Je l’ai trouvé excellent. Les rôles féminins notamment l’Allemande de l’Est qui répond au nom de code Rainbow, dans la première partie, et l’Anglaise à Budapest sont très beaux, très bien interprétés. Mais les deux acteurs qui, à mon avis, font un hold-up sur la série sont Michael Keaton et Alfred Molina. Chaque fois que Michael Keaton, qui joue James Jesus Angleton, le patron de la cellule de contre-espionnage de la CIA, apparaissait à l’écran, j’avais des frissons dans l’échine. Même chose pour Alfred Molina qui incarne Harvey Torriti, le chef de l’antenne basée à Berlin.

Une série de six fois 52 minutes est-ce mieux qu’un film de deux ou trois heures ?

L’idée de départ des producteurs était de faire un film de deux ou deux heures et demie. Ken Nolan a écrit son premier scénario sur cette base.

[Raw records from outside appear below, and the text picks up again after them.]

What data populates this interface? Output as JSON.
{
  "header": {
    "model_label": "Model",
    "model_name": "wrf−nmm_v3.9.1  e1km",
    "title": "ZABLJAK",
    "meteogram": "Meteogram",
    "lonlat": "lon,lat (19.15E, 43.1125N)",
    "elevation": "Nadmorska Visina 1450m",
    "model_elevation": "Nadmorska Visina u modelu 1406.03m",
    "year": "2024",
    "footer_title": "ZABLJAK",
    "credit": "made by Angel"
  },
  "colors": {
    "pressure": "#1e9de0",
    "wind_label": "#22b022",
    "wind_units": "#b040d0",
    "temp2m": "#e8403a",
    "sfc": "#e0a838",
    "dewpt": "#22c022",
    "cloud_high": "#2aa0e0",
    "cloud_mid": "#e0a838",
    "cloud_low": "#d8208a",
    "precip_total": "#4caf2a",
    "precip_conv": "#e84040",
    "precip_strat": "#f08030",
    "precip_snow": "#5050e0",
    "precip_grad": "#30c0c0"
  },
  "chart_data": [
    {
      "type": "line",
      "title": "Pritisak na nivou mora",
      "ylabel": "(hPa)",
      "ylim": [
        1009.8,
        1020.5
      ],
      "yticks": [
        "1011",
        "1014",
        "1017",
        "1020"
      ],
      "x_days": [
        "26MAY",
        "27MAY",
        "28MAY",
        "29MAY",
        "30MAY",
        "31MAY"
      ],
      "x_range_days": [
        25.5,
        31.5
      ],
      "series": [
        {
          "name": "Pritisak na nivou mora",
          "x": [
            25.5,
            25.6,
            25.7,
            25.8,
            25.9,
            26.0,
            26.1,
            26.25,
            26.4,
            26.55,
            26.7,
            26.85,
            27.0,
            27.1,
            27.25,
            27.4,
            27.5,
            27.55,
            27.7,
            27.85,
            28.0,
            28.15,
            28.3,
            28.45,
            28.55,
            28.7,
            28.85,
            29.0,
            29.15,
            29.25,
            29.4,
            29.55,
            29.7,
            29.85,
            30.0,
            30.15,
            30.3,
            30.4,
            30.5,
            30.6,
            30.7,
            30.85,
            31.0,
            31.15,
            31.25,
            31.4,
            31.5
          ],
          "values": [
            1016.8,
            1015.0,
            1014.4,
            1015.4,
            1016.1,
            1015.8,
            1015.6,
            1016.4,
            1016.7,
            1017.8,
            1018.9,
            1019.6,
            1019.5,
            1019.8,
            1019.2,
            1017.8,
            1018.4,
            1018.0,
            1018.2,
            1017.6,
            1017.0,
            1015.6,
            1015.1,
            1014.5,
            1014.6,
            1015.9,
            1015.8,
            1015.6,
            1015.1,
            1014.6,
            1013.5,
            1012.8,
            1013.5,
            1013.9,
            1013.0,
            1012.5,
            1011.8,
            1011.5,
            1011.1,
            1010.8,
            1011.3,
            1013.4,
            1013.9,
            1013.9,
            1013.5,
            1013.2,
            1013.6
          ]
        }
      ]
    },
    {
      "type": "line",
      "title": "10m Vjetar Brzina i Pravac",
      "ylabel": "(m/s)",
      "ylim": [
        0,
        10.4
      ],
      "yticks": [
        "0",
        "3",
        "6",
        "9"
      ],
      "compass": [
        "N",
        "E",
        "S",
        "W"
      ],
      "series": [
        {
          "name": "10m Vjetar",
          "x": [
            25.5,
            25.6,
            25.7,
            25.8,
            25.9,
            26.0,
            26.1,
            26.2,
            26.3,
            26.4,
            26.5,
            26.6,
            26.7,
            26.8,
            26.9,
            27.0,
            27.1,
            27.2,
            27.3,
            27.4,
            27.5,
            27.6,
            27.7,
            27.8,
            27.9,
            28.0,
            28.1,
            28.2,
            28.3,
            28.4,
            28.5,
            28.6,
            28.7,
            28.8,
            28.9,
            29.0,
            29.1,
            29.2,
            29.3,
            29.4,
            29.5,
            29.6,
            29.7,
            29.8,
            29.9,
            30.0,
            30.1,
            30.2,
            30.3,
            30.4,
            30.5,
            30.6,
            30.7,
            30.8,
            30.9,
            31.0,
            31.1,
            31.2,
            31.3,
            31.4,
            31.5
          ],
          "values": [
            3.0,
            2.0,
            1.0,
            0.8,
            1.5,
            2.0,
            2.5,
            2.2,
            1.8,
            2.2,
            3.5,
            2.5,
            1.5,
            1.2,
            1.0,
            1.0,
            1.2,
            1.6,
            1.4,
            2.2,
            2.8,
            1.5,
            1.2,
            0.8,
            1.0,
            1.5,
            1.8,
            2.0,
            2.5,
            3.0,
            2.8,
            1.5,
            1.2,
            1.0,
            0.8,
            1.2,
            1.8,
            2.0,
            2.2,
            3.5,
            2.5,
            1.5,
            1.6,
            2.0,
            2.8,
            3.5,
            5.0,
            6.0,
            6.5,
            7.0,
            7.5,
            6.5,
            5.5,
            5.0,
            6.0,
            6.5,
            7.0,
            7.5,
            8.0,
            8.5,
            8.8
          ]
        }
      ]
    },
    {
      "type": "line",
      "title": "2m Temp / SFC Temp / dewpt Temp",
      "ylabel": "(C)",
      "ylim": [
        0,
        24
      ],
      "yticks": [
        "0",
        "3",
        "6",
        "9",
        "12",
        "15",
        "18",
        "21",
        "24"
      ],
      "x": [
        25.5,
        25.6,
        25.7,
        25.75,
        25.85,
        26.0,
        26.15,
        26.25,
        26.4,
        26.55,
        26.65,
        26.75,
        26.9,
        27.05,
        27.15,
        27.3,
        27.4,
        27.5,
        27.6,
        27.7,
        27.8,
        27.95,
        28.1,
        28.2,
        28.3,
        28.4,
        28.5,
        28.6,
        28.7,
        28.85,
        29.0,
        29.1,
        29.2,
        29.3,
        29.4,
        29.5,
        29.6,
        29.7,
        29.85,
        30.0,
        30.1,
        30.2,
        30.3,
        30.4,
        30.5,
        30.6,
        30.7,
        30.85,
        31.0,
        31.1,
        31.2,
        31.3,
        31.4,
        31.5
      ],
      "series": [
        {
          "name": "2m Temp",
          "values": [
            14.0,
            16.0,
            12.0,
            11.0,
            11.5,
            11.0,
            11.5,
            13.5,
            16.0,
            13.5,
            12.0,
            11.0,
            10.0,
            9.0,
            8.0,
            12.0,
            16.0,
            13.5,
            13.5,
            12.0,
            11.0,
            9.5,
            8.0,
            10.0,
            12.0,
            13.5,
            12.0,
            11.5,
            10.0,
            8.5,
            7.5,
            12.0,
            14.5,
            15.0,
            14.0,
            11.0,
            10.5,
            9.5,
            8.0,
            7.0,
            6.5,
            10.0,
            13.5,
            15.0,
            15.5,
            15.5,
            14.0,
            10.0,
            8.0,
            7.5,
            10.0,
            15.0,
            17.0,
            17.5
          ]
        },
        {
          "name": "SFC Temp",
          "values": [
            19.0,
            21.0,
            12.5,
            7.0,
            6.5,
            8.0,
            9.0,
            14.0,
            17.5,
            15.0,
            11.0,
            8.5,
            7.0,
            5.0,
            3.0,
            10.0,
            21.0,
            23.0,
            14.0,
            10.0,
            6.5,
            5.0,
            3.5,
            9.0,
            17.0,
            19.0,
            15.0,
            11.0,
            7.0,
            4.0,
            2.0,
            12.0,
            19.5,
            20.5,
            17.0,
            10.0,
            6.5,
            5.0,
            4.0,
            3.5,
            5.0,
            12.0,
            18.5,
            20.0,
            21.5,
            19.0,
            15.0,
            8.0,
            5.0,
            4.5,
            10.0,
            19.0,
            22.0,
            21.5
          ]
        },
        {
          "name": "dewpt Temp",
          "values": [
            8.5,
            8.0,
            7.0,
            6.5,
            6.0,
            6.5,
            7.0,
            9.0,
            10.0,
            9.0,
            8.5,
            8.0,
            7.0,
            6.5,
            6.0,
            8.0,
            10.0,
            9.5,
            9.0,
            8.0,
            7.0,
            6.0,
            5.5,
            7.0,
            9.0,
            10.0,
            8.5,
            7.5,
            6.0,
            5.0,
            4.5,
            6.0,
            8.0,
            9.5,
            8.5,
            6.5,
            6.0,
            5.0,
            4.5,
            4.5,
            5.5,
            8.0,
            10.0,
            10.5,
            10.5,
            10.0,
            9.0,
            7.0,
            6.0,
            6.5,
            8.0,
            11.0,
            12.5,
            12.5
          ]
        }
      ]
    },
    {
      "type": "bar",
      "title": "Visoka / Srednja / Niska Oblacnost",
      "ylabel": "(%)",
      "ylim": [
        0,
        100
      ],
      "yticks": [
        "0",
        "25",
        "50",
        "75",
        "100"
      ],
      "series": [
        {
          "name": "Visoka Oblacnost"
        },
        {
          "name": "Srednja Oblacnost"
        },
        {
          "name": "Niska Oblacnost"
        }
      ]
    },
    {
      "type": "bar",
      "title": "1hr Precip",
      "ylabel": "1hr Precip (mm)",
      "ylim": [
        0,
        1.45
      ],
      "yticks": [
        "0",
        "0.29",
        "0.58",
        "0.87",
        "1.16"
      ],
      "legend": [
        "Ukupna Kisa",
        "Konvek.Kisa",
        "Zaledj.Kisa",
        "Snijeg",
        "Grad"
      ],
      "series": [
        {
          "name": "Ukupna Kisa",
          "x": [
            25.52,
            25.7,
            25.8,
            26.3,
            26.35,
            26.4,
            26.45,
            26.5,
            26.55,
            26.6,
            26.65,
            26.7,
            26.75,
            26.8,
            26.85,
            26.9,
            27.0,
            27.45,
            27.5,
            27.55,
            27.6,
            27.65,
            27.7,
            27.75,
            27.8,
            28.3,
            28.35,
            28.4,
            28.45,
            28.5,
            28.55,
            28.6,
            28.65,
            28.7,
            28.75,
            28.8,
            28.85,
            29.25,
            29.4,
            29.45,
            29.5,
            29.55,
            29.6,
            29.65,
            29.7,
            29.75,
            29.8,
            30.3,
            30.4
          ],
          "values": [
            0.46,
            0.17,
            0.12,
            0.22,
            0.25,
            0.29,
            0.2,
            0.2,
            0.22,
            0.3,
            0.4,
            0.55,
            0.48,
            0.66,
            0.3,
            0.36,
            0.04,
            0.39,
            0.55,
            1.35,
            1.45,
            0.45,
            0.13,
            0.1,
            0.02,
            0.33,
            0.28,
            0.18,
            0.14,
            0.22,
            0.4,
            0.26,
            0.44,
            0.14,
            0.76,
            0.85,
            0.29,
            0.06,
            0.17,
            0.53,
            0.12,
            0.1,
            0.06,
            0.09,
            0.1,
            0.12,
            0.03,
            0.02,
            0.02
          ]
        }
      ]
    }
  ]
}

Quand ils ont ensuite décidé que le matériau serait mieux exploité avec une minisérie, Ken n’a eu qu’à récupérer les nombreuses scènes et personnages qu’il avait dû abandonner en réduisant un roman de 1 000 pages pour un film de deux heures. Lui comme moi avons été ravis de ce format en six parties qui permettait d’inclure beaucoup plus d’éléments du roman et donc de ces quarante années dans l’histoire de la CIA.

Canal + Ce soir à 20h50.* « La Compagnie, le grand roman de la CIA », (éditions Points).